The 20-year sales tax referendum that will appear on the November ballot would generate about $1.4 billion, county officials estimate. About $962 million of that is tentatively earmarked for transportation projects and $338 million is targeted for public safety needs. One thing about a local option sales tax is that it cannot be spent on recurring costs, just one-time infrastructure or equipment expenditures.

Both Stone and Curry said if the tax fails, the county will be in a difficult predicament.

“The one-cent sales tax has allowed us to provide for projects that we would have been able to do otherwise,” Stone said. “Without it many, many projects just would not be done.

Curry noted the county has been able to keep property taxes relatively low due to the sales tax. Last year, he said, Marion County ranked 59th out of 67 counties in Florida in its property tax rate.
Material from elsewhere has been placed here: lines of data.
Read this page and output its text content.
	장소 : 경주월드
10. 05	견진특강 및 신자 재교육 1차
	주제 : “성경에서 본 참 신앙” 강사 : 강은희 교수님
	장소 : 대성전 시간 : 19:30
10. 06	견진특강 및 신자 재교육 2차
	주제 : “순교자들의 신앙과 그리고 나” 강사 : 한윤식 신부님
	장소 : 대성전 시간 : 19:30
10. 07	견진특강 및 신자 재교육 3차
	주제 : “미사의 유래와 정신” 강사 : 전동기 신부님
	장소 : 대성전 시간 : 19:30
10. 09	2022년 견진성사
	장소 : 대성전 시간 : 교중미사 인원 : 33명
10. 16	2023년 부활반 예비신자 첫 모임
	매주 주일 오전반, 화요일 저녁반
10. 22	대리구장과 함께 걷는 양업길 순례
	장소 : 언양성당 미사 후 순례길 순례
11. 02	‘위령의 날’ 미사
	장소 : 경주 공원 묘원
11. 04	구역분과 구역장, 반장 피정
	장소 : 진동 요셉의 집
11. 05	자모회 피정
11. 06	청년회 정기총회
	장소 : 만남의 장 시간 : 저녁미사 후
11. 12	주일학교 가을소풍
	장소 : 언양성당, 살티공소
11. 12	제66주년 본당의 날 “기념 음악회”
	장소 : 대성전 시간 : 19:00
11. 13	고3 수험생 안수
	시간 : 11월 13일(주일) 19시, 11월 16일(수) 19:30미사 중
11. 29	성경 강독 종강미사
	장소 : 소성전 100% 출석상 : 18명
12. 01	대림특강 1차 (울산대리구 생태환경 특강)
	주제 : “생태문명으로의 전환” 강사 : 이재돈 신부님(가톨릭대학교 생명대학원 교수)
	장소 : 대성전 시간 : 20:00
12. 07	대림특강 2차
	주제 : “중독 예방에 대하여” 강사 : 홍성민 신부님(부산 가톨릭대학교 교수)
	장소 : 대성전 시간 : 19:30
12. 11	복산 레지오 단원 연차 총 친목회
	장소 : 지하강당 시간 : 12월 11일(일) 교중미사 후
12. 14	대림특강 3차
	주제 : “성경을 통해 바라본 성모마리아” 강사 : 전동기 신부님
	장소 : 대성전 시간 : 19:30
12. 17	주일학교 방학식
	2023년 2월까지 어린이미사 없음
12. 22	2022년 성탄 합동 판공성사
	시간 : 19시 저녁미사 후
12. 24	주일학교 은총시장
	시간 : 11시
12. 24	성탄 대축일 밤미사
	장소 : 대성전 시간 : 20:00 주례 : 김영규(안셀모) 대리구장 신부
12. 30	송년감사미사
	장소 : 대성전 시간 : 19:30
“The only thing holding down ad valorem taxes is the sales tax,” he said.

Curry added that Sheriff Billy Woods has asked for $4 million this year to buy new vehicles. Without the sales tax, the commissioner said, Woods is unlikely to get them.

“If we don’t have the sales tax, it’s not just going to affect roads.”

Currently, 26 other Florida counties have a local option one-percent sales tax. The four-year version Marion County has had is the shortest timeframe among the 27 counties with such a tax.